La rousse s'empourpra avant de
répliquer :
- Je ne tiens PAS une conférence!
...
Finalement, après concertation, il fut
décidé de rejoindre le sud du village, dans une grange où le vieil
Alcibiade gardait un moyen de locomotion qui, ils l'espéraient tous,
leur permettrait de fuir rapidement les lieux.
La maison Alcibiade et la grange étant
à l'exact opposé l'une de l'autre, il leur faudrait traverser
l'intégralité de Barbebouq. Outre le plaisir très mitigé que la
visite du village inspirait à nos héros, il y avait aussi le risque
de tomber sur ses habitants (perspective déjà peu reluisante en
soi) transformés en goules. Il allait sans dire que la discrétion
la plus totale était de mise.
Le groupe suivit donc en silence
Catelyn, sous la pluie battante et les éclairs.

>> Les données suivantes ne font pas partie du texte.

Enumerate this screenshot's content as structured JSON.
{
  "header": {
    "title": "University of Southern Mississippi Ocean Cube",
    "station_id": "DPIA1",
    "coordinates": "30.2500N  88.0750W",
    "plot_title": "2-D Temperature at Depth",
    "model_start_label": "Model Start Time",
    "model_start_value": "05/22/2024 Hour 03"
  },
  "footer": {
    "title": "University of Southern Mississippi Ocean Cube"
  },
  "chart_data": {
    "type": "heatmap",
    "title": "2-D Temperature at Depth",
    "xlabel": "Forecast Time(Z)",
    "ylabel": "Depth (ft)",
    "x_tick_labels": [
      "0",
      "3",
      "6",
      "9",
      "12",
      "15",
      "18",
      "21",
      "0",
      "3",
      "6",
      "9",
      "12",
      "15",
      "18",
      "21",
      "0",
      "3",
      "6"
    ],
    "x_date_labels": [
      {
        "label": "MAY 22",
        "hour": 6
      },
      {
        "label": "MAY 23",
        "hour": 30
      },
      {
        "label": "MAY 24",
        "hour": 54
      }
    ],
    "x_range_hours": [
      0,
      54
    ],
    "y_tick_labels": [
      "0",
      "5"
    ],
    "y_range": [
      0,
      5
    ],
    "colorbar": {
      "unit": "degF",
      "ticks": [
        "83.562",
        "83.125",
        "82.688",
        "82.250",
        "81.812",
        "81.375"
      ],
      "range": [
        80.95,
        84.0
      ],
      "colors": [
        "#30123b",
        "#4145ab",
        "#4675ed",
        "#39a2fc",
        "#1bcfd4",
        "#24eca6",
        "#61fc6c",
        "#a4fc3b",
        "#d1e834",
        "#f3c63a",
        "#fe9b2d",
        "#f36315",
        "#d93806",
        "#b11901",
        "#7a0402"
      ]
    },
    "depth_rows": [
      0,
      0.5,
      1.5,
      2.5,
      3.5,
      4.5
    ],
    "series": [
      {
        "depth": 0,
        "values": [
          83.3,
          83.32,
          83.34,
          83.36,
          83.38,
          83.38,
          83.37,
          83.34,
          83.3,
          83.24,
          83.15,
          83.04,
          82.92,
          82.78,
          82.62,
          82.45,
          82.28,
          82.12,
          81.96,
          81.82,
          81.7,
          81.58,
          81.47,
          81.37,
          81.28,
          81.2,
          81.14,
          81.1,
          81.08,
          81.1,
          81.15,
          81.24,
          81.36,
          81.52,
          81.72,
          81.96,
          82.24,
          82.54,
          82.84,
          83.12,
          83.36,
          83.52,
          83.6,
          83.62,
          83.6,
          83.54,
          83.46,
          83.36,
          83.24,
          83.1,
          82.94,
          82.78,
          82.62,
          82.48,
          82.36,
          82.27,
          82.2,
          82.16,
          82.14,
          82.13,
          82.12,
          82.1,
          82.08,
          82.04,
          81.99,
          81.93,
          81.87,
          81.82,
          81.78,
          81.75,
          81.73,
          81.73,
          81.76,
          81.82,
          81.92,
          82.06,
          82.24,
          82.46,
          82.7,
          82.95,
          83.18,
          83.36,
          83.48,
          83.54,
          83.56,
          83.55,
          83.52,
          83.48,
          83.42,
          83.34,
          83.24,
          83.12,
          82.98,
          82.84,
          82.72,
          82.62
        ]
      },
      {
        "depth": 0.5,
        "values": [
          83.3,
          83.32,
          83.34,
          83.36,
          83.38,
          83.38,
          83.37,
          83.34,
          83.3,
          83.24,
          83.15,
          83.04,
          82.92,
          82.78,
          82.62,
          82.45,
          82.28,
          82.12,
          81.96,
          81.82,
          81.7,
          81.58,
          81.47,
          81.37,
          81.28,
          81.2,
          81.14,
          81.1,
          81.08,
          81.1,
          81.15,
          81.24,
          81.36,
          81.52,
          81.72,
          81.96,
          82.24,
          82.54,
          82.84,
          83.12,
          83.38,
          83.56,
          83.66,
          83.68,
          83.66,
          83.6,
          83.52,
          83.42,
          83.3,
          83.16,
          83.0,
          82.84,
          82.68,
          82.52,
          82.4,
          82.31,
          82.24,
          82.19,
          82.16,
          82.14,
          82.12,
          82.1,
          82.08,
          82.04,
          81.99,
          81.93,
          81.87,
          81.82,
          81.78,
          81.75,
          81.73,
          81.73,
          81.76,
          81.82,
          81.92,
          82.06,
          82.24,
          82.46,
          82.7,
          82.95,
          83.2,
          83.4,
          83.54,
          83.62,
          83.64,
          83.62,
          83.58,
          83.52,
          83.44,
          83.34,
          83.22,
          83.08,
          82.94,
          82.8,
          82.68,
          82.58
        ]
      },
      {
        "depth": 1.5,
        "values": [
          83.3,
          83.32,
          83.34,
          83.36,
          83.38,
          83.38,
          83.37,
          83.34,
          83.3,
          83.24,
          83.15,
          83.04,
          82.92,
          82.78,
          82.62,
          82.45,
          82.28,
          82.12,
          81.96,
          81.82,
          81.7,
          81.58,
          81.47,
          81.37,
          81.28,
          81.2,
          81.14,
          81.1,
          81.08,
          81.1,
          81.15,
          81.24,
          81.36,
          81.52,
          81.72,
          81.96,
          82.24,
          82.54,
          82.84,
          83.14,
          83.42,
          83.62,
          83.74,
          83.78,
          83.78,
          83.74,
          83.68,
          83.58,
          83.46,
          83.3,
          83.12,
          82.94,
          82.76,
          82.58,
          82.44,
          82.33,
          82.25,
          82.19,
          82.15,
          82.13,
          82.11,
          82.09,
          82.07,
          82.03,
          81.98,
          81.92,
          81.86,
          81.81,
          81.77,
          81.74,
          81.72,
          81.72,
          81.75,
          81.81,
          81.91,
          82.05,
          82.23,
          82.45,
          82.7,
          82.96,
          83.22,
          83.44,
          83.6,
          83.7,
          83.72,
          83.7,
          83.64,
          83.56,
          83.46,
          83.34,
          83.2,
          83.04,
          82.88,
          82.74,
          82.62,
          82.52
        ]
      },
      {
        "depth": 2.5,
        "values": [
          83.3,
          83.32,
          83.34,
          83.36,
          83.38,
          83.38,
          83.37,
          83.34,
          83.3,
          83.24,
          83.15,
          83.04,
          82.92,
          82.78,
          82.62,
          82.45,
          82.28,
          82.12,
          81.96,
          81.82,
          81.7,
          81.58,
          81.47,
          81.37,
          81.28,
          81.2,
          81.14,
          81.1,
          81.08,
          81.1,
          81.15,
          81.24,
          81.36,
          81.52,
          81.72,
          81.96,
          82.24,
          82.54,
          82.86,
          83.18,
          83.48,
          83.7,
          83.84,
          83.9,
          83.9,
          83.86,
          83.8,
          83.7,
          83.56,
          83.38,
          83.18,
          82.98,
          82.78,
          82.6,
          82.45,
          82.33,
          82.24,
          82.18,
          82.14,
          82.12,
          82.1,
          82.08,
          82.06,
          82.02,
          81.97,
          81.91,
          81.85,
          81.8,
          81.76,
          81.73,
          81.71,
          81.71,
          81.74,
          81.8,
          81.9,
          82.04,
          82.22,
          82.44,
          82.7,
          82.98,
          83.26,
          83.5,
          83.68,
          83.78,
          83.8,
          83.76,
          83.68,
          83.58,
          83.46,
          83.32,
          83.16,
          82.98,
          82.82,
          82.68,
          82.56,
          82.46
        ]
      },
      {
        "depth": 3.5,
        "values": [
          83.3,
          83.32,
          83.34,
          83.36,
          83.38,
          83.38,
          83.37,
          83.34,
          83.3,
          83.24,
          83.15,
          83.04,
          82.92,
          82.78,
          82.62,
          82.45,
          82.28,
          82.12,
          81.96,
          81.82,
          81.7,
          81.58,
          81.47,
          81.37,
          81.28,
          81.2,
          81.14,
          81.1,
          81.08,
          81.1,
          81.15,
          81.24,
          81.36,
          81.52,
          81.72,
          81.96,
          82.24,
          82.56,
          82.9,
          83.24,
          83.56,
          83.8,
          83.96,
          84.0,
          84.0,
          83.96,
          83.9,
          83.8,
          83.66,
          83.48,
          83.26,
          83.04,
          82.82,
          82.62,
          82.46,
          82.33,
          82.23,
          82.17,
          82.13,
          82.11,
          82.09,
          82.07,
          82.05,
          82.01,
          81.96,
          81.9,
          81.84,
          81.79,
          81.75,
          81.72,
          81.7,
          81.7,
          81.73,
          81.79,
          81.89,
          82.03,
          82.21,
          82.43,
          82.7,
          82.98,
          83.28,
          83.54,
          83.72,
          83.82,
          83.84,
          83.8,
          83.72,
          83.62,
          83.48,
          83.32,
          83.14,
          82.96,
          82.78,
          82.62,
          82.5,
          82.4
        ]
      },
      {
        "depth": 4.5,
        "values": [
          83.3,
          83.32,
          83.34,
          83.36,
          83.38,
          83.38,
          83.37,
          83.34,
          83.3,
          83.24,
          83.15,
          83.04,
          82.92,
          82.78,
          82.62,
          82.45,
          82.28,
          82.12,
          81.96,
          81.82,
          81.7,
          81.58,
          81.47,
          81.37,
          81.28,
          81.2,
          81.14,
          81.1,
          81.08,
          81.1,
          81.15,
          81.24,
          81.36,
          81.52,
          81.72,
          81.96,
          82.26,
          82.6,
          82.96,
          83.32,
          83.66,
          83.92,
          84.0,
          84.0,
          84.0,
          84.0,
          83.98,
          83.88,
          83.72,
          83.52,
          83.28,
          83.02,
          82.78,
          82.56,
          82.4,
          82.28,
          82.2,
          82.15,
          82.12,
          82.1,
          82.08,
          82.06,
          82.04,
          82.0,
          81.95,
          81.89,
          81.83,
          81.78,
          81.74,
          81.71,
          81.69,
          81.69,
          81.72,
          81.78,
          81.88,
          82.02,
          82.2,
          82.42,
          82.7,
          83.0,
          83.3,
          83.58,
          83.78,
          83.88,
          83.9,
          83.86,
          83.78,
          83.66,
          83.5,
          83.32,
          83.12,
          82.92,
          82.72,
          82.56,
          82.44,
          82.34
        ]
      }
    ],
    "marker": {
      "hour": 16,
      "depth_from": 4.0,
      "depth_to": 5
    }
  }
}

Maussades, trempés, fatigués par le
précédent combat, les cinq compagnons n'étaient certes pas de la
meilleure des humeurs au moment de contourner l'église par le
cimetière qui la jouxtait. L'ambiance qui se dégageait de
l'endroit, semé d'herbes folles et d'un enchevêtrement anarchique
de pierres tombales plus laides les unes que les autres, ne fit rien
pour rafraichir l'atmosphère.
- Je le sens mal - fit Lili d'un air
sombre.
- La ferme - siffla Cate entre ses
dents.
Elle jetait des regards nerveux autour
d'elle sentant, elle ne savait comment, quelque chose. Un malaise
soudain. Un truc qui clochait, un silence inquiétant à vous glacer
le sang.
- Euh, c'est quoi, ça - murmura
Robert, d'une voix un peu tremblante.
Ils étaient là : silhouettes
claudicantes émergeant d'entre les pierres tombales avec une lenteur
horrifiante. On n'en voyait pas grand-chose, mais leurs yeux et leurs
crocs, luisant à la faveur d'un éclair, suffirent à tous.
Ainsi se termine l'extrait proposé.